РОЯЛЬ ИЗ ДОМА ПАСТЕРНАКА

   Мне было семнадцать лет, когда к нам на дачу прибыл рояль с дачи Пастернаков. Поскольку мы с сестрой обе учились в Центральной музыкальной школе при консерватории, одного инструмента оказалось недостаточно: именно когда приближались часы занятий Кати, я испытывала прилив бешеного трудолюбия, не желала уступать ей клавиатуру, и мы ругались, даже порой дрались. Вот родители и решили во избежание конфликтов приобрести еще один "станок", и у нас появился старенький кабинетный "Ратке".
   Его приобрели за какую-то смехотворную сумму, включающую и перевозку -благо недалеко, в том же Переделкине, с улицы Павленко на улицу Лермонтова.

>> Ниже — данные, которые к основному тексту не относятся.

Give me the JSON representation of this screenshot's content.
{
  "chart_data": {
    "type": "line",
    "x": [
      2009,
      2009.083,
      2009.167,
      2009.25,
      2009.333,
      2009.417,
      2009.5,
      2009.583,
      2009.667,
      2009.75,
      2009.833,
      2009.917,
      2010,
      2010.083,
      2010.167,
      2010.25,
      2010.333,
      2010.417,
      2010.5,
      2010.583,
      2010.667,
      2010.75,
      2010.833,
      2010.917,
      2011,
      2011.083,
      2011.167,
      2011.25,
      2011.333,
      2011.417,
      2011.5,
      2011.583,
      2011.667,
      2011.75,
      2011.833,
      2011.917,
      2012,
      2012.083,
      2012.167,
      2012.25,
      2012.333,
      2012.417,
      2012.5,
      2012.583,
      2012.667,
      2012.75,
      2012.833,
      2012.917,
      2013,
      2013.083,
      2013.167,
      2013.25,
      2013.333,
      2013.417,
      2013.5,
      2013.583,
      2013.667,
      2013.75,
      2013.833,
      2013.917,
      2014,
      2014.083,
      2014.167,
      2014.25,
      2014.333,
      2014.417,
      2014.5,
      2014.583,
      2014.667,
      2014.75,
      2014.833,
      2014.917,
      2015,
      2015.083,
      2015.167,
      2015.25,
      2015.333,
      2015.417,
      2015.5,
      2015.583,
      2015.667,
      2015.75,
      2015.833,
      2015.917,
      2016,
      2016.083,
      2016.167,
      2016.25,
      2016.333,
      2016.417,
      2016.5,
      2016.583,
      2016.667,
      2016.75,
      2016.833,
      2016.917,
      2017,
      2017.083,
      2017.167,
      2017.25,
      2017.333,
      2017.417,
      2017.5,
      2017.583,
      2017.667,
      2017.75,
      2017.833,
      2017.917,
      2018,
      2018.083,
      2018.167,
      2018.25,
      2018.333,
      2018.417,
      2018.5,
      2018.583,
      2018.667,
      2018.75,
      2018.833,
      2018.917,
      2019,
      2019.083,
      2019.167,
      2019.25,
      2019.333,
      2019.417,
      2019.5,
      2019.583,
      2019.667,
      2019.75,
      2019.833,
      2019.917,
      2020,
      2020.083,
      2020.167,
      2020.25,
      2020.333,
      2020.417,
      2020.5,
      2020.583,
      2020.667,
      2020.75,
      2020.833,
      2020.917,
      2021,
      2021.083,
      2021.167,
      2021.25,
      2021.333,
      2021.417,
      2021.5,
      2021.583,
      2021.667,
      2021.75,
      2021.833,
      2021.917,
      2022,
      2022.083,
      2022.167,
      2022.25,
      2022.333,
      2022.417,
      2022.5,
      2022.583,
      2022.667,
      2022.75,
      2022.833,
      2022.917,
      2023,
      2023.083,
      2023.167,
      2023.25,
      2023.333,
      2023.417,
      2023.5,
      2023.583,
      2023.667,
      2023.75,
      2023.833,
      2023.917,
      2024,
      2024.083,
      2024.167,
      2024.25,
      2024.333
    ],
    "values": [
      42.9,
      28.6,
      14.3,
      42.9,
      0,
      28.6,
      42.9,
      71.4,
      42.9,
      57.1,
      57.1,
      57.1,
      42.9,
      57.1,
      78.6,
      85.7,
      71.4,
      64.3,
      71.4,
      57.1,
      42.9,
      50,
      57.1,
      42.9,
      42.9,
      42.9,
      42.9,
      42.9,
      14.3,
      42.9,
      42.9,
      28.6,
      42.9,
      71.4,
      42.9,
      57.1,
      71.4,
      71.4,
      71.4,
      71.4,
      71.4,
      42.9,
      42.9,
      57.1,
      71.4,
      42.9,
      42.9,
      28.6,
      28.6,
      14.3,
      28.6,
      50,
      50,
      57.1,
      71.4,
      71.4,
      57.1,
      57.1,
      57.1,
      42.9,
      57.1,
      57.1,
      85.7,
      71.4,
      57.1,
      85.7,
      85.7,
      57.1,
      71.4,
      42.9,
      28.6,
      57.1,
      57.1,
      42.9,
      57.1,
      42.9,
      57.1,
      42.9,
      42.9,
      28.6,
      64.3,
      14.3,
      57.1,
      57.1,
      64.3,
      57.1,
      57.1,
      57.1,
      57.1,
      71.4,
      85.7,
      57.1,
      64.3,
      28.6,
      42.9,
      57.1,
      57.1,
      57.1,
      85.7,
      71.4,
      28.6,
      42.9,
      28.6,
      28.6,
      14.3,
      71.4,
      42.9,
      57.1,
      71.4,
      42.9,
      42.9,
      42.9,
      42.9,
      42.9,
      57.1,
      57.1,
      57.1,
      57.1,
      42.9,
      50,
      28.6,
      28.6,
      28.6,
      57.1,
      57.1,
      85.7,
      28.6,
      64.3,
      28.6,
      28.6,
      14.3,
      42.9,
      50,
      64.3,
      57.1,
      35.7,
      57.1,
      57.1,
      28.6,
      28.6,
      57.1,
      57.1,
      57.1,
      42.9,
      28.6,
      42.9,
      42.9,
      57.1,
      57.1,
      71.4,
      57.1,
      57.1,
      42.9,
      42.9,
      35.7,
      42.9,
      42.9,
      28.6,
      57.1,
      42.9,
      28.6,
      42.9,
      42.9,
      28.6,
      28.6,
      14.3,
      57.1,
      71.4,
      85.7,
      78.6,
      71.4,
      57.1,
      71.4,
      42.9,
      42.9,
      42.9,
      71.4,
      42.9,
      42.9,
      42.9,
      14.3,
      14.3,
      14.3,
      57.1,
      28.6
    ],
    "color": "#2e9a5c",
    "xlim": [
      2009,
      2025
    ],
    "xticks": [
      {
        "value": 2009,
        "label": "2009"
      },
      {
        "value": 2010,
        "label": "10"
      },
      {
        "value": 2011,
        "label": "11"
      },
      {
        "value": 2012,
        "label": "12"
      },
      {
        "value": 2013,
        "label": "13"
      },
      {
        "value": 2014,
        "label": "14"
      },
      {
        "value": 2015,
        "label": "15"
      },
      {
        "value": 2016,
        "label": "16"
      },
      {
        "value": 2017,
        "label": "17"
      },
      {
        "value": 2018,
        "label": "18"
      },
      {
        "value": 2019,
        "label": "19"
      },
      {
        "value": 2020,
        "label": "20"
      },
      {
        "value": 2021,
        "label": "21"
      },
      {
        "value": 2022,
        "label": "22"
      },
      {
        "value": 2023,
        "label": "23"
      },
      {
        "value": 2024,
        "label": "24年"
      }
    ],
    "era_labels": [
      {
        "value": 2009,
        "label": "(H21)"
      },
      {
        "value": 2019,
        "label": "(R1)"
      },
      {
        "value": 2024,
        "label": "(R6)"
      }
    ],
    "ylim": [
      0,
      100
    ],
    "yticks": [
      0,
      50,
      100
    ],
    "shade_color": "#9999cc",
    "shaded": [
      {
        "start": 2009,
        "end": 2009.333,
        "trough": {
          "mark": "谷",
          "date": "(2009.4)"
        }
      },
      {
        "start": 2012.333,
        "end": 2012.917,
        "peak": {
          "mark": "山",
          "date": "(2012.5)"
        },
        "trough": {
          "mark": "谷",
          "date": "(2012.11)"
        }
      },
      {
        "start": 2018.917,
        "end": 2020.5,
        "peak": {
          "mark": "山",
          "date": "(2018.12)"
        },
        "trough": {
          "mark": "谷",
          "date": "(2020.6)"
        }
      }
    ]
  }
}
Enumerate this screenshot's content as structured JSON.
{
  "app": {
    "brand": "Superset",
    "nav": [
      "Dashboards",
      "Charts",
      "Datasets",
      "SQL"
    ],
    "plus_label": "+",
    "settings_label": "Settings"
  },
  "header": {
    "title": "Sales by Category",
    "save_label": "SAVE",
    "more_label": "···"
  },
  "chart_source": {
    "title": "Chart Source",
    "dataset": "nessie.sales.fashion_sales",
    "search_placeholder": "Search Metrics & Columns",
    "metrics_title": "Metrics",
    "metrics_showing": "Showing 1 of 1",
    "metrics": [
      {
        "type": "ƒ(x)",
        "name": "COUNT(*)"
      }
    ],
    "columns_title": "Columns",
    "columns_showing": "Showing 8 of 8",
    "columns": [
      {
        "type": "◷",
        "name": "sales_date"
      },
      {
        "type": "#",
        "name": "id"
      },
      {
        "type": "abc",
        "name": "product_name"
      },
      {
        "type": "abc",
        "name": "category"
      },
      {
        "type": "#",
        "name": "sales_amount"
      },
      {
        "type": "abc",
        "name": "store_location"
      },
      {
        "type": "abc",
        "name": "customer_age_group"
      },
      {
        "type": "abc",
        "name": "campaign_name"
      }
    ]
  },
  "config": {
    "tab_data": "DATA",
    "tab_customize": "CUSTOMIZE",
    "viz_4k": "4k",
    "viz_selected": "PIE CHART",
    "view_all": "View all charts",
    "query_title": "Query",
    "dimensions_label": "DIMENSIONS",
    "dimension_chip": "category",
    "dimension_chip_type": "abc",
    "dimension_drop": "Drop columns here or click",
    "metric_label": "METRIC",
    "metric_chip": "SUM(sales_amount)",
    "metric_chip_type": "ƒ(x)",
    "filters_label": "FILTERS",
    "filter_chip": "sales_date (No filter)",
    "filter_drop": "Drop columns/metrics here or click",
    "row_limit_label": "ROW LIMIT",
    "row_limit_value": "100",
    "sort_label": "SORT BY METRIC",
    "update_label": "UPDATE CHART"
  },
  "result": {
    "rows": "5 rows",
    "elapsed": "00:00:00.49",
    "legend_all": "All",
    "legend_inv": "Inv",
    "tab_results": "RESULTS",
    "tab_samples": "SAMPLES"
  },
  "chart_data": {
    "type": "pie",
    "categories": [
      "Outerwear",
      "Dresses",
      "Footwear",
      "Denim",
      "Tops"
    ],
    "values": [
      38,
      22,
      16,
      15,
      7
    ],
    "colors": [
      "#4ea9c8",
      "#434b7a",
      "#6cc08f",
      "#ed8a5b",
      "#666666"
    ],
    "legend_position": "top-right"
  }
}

Как рояль перевозили, не помню в точности, но чуть ли не на телеге, и можно представить, как он, "Ратке", плыл мимо дачных заборов, сопровождаемый лаем окрестных собак.
   Одновременно с покупкой мама получила согласие Станислава Генриховича Нейгауза, живущего там же, на Павленко, 3, послушать мою экзаменационную программу, и это единственное, что омрачило посещение дома Пастернаков. Хотя Стасик - его все так называли, и студенты, и даже люди малознакомые -проявил максимальную деликатность в оценке моих музыкальных перспектив.
   Но я сама тогда уже о многом догадывалась, и игру свою в присутствии Стасика воспринимала как повинность, необходимую, чтобы иметь возможность прийти туда, где жил и умер Борис Леонидович.
   Особенно дороги мне были стихи Пастернака о музыке: играя концерт Шопена, я бормотала знаменитое "Удар, другой, пассаж, и - сразу/ В шаров молочный ореол/ Шопена траурная фраза/ Всплывает, как больной орел". А уж когда Брамс, то конечно - "Никого не будет в доме,/ Кроме сумерек. Один/ Зимний день в сквозном проеме/ Незадернутых гардин". И, казалось, все забыв, это я буду до смерти помнить. Мне чудилось тайное сокровенное совпадение в судьбе Пастернака с моими тогдашними переживаниями: у меня, как у него, (прошу прощения за юношескую самонадеянность) любовь к музыке превосходила любовь музыки ко мне, и я больше понимала, больше чувствовала, чем могла выразить в звуках. Он, как и я, (снова прошу прощения) добровольно решился отказаться от профессии музыканта, в тот как раз момент, когда вне музыки не мыслилось жить.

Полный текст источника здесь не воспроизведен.